Whenever there is a problem, lock yourself in the room. The fish you raise are more important than the unplanned child, just as Zhong Xiaoqin said in the play.
"It's not the child who has the problem, the child just made me discover the problem." Sadly, men like Chen Yu are the most common in marriages, and cold violence is their weapon.
Then why do many people habitually use cold violence to solve problems in marriage?
1: Psychological portrayal of cold violence
Because cold violence creates a relatively stable environment for the perpetrator.
Once the door is closed, all your complaints and nagging will be blocked at the door. He can ignore whatever you say, and he can pretend not to see what you do.
On the surface, it seems that he does not have the ability to solve problems.
But in terms of emotional depth, it means that he doesn’t want to meet your needs at all. In his heart, work, study, life, friends, and even game pets can all come before you.
Chen Yu said in "Thirty Only":
Marriage is to find a safe haven. Since it is a safe haven, there is no need to worry about running and maintaining it.
But for the recipients of cold violence, cold violence is not as simple as not speaking, but a kind of rejection and denial of hurt.
Under the cold violence of the other person, you will feel that you are not worthy of love and attention.
As time goes by, you will continue to deny yourself because of his indifference.
Two: Cold violence turns into active indifference
Some more extreme people will continue to give up on themselves , change yourself to gain the other person’s attention.
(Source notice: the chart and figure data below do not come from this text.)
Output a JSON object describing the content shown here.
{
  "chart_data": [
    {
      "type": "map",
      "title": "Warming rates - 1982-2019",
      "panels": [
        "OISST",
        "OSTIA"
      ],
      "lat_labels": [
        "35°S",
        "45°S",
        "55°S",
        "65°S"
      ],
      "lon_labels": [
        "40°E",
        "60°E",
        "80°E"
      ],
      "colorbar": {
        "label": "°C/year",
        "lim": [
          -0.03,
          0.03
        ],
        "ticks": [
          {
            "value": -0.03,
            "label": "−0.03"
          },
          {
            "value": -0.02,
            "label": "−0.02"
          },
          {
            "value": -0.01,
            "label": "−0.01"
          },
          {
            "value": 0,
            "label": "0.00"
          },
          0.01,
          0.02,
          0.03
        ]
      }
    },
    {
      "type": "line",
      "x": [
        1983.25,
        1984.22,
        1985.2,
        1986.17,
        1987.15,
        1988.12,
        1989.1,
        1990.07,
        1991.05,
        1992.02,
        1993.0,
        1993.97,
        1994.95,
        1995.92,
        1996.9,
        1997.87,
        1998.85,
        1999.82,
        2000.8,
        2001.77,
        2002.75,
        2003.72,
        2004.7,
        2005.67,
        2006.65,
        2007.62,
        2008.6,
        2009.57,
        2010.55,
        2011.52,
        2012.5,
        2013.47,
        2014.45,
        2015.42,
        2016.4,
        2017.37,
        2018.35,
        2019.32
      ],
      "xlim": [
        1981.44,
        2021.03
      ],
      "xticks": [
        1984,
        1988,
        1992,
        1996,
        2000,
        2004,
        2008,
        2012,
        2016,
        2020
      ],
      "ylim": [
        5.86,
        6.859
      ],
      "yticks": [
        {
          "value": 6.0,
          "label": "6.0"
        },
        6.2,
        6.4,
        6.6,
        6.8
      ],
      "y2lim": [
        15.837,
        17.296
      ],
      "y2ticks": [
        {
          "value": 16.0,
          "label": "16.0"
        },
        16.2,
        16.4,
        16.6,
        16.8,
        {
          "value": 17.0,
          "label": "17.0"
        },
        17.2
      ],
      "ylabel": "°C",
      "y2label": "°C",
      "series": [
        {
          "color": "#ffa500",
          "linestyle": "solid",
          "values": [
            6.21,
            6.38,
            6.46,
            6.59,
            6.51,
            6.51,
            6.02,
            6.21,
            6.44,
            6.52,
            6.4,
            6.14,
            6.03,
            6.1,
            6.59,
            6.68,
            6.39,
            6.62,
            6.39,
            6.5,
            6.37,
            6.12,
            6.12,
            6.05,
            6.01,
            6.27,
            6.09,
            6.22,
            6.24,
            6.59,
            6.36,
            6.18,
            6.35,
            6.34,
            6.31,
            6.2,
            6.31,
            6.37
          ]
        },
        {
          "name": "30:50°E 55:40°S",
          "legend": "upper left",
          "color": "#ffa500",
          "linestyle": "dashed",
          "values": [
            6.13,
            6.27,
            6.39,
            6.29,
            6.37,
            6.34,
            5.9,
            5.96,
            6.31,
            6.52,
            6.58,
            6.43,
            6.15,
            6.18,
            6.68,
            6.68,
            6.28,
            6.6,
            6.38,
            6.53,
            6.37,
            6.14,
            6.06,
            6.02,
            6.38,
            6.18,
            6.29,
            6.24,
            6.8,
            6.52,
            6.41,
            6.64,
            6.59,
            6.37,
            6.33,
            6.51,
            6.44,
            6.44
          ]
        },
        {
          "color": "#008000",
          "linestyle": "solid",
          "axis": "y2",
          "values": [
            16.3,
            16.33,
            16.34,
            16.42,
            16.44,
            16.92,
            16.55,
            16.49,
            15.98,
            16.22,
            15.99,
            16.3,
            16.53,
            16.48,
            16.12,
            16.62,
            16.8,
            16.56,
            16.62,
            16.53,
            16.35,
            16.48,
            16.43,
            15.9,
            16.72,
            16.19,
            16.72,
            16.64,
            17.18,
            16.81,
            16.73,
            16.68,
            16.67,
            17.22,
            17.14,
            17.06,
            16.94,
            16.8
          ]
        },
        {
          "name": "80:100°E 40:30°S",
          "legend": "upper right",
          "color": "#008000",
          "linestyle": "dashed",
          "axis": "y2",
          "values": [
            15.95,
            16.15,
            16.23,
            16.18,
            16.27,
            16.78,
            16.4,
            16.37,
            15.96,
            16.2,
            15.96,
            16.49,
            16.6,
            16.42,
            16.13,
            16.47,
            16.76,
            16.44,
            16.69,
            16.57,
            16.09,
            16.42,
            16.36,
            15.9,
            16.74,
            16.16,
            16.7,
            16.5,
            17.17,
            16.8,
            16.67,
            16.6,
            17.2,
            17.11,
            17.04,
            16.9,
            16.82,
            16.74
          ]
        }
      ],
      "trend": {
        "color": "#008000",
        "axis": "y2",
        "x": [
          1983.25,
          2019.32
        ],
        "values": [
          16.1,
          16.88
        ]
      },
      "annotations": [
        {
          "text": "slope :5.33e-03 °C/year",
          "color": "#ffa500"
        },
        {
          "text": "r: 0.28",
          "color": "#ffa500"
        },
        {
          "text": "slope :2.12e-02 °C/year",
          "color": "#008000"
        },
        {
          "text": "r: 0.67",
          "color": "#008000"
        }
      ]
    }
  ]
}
You think that if you change and you become what he likes, he will pay attention to you, but in fact, no matter how you change or what you become, he will not change his feelings for you. manner.
In the face of cold violence, you either have to cut your losses in time, leave this bad relationship, and re-establish a healthy and normal relationship.
Or make positive changes, not to change yourself, but to change the way you get along, but the premise is that the other party is willing to cooperate.
Some people’s cold violence is a habitual way of dealing with things.
In many cases, he is unaware of how much harm his indifferent behavior will cause to his partner.
There is also a kind of active indifference person who has discovered many problems in his marriage, but is unable to solve them. He does not know what to do with himself or how to communicate with you.
In this case, his cold and violent behavior is punishing you and himself.
Three: Don’t try to "endure" for the sake of temporary stability
If it is the case of these two situations, Then you have to tell him about the harm he has done to you. Whether it is marriage or love, "forbearance" is the most unwise and the most unfair behavior.
Establishing good communication is the first step to break indifference, if the other party himself is a person of few words.
You can set up a communication day and find a specific day every week to communicate. It doesn’t need to be too long, just an hour.
Of course, I don’t want you to save all your words in this one hour. You should still communicate how you usually communicate.
Of course, if you are in such a cold relationship and the adjustment and change are too painful, leaving may not be the right choice. After all, in any relationship, the first thing we should protect is Own.